People with xeroderma pigmentosum have an almost 100 % risk of developing skin cancers if the environment is not consciously controlled. Skin cancer is diagnosed commonly in childhood. There is an increased risk of developing cancer in the eyes, lips, and mouth, along with other neurologic problems.
What Is the Prognosis of Xeroderma Pigmentosum?

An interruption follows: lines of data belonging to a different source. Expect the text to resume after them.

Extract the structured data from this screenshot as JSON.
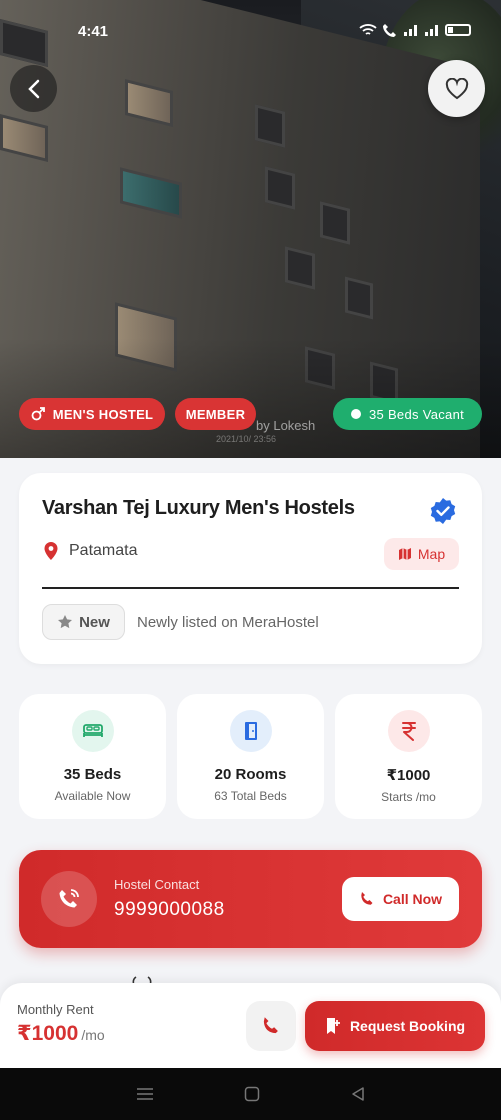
{
  "status_bar": {
    "time": "4:41"
  },
  "hero": {
    "watermark": "by Lokesh",
    "watermark_date": "2021/10/   23:56",
    "tags": {
      "type": "MEN'S HOSTEL",
      "member": "MEMBER",
      "vacancy": "35 Beds Vacant"
    }
  },
  "hostel": {
    "name": "Varshan Tej Luxury Men's Hostels",
    "location": "Patamata",
    "map_label": "Map",
    "badge": "New",
    "badge_text": "Newly listed on MeraHostel"
  },
  "stats": [
    {
      "value": "35 Beds",
      "sub": "Available Now",
      "icon": "bed-icon"
    },
    {
      "value": "20 Rooms",
      "sub": "63 Total Beds",
      "icon": "door-icon"
    },
    {
      "value": "₹1000",
      "sub": "Starts /mo",
      "icon": "rupee-icon"
    }
  ],
  "contact": {
    "label": "Hostel Contact",
    "number": "9999000088",
    "call_label": "Call Now"
  },
  "bottom_bar": {
    "rent_label": "Monthly Rent",
    "rent_value": "₹1000",
    "rent_unit": "/mo",
    "book_label": "Request Booking"
  },
  "colors": {
    "primary": "#d93434",
    "success": "#1fae6e",
    "verified": "#2a6be0"
  }
}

The prognosis of xeroderma pigmentosum is usually bad. Many xeroderma pigmentosum patients die at an early age from skin cancers. However, when diagnosed early, with mild neurological symptoms, proper precautionary measures like avoiding exposure to UV light may increase the survival rate beyond middle age.
Conclusion:
Xeroderma pigmentosum is a genetic multisystem disorder characterized by an increased sensitivity to the sun’s ultraviolet radiation damaging the DNA. It is seen in sun-exposed body areas, with the greatest effect on the skin, eyes, and surrounding tissues. XP patients develop progressive neuro-degeneration, skin cancer, and cancer of the eye and its surrounding tissues. These symptoms appear early in life, before ten years of age. Xeroderma pigmentosum is managed by preventative techniques and regular screening for skin changes, vision, and neurologic status. Most symptoms are treated with medication or surgery, but some neurologic problems and cancers can be life-threatening.